By James R. Owens

Striking up a conversation with people sometimes yields unexpected fruit and fascinating information. This was the case today when I met with Maritza Ulrych.

Mrs Ulriych and her husband own and operate a car wash in a Central Florida town, where I take my car several times a month to have it washed. This morning business at the carwash was slow because it had rained all night, so she had time to talk. I made an off-hand comment about the current political climate in the US and she quickly took over the conversation.

She said she was appalled by the actions of our new president. She was specifically speaking of the Trump Administration’s immigration ban from seven countries in the Middle East. She was visibly angry and sad. As she spoke tears welled up in her eyes. She said the day that she became an American Citizen was “the proudest day in her life,” tears now rolling down her cheeks, then she added, “America is a different place than it was then.”

Maritza Ulrych was born in the Dominican Republic, as Maritza Valdez. She later married a man from Great Britain, became an American citizen, and interestingly, once worked for the man who is now the Ambassador to the United Nations from the Dominican Republic, Francisco A. Cortorreal.

She said she worked under Cortorreal at the embassy in London, she worked in the visa department. She told me she once denied visas to an Egyptian man and his wife who sought to travel to the Dominican Republic. That man, she said, was later suspected to be part of a terrorist attack. Some other details about her work in London were revealed, but I was asked not to write about them. She said it was always wise to act naïve when working with people because they tended to be more open if they thought they were dealing with a person who could be easily fooled.

This, all from a little woman with a Spanish accent who operates a car wash and works 10-14 hours a day in a small Florida town, a woman, who some might see as just another immigrant living off the American Dream. It’s obvious Mrs. Ulrych is much more than that.

She told me Trump’s attempts to secure our borders are fruitless because borders cannot be secured totally. “Every airport is a border,” she said, “and for evil people, nothing is impenetrable.” She is concerned about her children and grandchildren and the world they were going to be living in. “We have to respect the law of the land,” she said, but our president is supposed to work for the people. “We do not work for him,” she said sternly. What Trump and his new government were doing amounted to “bending the wheel of human society,” and that “he lied when he said he was changing the power in Washington and giving it back to the people.

Ulrych acknowledged how Americans had come out to protest, and that it was a good thing. “A collection of thoughts, can create change,” she said. I shook her hand as our conversation ended and said I was proud of her and proud she is an American.

We are all immigrants, unless we are Native Americans, but we have allowed the current administration to turn us into something else, a country we no longer recognize. To those who voted for Trump I can only hope you are beginning to recognize the damage this man has done, and can still do to this country you claim to be a patriot of.
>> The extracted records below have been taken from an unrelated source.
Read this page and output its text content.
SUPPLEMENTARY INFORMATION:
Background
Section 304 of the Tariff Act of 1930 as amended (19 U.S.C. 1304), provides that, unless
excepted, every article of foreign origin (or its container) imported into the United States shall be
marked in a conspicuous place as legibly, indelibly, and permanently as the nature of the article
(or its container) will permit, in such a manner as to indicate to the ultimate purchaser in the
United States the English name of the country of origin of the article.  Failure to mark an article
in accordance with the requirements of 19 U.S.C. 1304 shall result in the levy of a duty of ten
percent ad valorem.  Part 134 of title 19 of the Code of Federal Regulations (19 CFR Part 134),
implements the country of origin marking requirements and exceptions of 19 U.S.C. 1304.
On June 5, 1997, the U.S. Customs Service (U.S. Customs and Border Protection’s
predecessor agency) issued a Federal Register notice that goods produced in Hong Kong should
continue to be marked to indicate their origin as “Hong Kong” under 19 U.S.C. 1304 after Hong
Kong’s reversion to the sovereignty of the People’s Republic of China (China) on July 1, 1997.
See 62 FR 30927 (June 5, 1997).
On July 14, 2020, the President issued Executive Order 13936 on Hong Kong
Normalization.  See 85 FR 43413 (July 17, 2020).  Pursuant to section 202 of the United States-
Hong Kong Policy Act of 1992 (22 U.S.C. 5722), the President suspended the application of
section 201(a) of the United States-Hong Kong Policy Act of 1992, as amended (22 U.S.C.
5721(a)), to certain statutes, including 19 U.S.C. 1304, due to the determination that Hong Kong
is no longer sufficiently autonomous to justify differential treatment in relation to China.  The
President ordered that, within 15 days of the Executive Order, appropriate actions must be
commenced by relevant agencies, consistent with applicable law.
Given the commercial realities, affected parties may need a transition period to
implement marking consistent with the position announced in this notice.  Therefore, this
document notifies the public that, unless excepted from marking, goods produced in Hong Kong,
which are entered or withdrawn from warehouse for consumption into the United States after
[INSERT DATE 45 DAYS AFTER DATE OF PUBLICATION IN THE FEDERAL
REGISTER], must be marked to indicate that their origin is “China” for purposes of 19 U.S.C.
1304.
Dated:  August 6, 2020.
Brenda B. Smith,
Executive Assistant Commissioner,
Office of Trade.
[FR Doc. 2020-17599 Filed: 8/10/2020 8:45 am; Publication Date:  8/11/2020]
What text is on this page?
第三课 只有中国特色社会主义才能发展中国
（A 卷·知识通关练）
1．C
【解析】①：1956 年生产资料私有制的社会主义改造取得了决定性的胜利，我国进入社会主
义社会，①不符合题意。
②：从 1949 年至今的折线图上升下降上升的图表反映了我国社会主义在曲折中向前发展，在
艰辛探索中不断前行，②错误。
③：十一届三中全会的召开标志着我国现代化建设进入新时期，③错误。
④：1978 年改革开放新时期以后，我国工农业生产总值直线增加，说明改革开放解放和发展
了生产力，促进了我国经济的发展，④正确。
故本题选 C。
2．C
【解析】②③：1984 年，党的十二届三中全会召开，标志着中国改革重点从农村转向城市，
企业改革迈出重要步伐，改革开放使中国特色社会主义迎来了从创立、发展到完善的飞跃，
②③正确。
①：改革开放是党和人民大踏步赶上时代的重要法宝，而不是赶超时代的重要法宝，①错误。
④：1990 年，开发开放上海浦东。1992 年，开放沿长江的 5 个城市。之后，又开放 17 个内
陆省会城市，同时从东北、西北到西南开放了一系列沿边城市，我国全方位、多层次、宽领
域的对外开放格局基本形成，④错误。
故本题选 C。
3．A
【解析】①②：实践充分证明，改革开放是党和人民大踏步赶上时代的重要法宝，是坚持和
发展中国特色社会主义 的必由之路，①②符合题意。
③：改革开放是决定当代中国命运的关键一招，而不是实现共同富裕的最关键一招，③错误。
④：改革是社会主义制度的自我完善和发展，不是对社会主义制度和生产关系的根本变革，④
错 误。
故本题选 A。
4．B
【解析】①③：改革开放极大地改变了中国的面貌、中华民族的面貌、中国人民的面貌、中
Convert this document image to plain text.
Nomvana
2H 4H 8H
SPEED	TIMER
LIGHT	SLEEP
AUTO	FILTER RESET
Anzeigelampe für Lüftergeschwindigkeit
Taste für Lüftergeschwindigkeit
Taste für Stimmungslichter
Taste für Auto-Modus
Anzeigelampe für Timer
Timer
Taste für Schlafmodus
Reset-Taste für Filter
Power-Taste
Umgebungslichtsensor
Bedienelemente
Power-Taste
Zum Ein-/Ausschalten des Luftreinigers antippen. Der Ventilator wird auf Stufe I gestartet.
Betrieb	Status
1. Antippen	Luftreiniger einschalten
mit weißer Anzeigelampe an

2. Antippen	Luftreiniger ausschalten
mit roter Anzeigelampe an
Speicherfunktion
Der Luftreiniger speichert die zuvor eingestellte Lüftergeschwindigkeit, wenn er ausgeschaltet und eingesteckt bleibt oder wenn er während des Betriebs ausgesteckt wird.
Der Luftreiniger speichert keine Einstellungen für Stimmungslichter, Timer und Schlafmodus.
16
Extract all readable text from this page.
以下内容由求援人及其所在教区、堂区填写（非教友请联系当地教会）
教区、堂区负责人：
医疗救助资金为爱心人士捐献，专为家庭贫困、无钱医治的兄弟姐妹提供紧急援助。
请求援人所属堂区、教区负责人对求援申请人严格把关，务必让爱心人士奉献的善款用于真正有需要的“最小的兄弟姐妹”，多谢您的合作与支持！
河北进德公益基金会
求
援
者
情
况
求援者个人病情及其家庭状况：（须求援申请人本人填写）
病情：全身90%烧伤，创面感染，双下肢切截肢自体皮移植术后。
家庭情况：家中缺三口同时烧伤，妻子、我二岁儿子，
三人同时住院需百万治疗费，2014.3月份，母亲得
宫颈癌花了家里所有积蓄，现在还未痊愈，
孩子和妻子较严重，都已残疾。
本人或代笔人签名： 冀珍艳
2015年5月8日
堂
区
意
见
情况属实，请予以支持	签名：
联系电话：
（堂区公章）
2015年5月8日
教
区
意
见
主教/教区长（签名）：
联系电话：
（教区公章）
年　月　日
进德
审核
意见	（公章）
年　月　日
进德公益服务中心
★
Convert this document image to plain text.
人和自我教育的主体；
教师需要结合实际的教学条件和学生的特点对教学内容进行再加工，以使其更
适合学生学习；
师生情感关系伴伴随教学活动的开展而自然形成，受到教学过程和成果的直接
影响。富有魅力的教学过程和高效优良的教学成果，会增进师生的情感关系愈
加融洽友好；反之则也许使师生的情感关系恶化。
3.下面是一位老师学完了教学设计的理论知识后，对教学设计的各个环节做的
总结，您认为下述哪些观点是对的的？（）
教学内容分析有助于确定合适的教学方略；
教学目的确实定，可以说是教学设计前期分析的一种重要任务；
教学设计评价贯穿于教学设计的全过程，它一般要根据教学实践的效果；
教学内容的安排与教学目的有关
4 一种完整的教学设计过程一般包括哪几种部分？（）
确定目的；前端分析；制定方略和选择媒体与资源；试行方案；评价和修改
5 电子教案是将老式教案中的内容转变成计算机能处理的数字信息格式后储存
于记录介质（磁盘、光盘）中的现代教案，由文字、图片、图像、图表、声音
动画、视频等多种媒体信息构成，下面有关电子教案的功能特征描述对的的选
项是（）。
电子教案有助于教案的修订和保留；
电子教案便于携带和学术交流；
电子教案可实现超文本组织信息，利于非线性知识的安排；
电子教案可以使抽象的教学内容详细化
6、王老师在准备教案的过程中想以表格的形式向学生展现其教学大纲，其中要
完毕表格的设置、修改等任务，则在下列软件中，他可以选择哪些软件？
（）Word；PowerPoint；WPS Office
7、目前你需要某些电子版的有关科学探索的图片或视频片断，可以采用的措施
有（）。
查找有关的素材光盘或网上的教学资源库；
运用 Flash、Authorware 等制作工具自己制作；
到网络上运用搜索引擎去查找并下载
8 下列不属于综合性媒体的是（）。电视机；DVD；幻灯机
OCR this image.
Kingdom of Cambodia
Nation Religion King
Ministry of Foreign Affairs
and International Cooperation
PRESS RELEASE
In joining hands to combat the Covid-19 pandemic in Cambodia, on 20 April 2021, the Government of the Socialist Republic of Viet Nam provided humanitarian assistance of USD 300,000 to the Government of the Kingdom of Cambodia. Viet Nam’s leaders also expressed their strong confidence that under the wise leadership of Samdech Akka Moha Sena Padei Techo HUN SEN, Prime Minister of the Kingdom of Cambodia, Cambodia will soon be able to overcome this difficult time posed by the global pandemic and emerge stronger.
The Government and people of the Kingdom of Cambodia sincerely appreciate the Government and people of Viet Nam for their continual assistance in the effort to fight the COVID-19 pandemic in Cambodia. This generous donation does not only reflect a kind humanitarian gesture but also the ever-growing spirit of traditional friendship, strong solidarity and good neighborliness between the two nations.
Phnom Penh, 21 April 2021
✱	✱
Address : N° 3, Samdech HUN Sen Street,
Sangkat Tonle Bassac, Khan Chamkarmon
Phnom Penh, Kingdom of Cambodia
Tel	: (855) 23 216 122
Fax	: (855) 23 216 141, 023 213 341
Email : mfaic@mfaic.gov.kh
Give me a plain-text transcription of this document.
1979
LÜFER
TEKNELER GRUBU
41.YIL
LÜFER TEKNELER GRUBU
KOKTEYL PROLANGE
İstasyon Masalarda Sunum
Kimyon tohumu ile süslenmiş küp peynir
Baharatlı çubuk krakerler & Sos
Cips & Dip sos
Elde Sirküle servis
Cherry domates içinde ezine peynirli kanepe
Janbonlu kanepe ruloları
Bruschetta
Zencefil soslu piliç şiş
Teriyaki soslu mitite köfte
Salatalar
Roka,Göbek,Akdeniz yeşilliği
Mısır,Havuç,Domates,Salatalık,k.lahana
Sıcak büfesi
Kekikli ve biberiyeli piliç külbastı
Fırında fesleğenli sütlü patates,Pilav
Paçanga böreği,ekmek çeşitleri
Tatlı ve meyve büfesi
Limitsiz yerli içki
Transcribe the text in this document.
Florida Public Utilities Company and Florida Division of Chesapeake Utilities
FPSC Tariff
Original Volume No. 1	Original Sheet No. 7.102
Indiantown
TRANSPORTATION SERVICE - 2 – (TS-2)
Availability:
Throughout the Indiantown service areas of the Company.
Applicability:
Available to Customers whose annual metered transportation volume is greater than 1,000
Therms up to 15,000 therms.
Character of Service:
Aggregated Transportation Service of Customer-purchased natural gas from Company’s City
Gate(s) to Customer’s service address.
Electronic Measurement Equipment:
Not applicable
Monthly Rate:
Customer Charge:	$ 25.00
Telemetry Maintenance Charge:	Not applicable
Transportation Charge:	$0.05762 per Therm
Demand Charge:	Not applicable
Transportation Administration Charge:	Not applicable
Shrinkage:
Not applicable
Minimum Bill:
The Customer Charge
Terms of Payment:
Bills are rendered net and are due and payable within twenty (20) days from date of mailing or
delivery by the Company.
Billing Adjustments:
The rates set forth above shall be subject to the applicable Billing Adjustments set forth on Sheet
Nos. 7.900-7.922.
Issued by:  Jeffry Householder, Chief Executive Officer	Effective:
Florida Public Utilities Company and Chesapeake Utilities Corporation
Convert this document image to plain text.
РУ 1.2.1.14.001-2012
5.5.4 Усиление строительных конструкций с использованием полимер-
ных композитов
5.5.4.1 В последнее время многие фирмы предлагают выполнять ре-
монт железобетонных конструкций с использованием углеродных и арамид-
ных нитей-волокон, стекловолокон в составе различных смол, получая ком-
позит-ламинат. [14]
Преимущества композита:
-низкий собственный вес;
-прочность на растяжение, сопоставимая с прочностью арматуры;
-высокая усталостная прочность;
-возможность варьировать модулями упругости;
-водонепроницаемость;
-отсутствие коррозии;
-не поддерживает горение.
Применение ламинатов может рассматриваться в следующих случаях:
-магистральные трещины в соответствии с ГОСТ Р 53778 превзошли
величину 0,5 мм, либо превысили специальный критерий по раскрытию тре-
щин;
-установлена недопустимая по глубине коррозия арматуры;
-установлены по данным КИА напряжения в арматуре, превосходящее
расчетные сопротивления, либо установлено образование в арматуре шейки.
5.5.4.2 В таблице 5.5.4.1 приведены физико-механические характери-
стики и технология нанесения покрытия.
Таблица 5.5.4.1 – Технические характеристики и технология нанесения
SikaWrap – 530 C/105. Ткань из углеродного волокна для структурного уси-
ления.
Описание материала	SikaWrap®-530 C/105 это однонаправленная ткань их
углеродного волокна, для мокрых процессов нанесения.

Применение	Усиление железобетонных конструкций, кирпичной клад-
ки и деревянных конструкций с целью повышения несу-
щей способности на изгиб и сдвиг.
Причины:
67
If you aren’t beginning to recognize this you are not, and never have been, a patriot of this country; you are a patriot of your own prejudices. A patriot defends the rights of an individual and against the presumed interference of government. You have looked away from everything this country stands for.

Ulrych and her husband had nothing handed to them; they worked hard for what they have. They love America, they love what it stands for, but like myself and many others, they are deeply concerned with what it may become if current trends continue. Trump himself is an immigrant, Ulrych reminds us. “His mother was born in Scotland,” she said.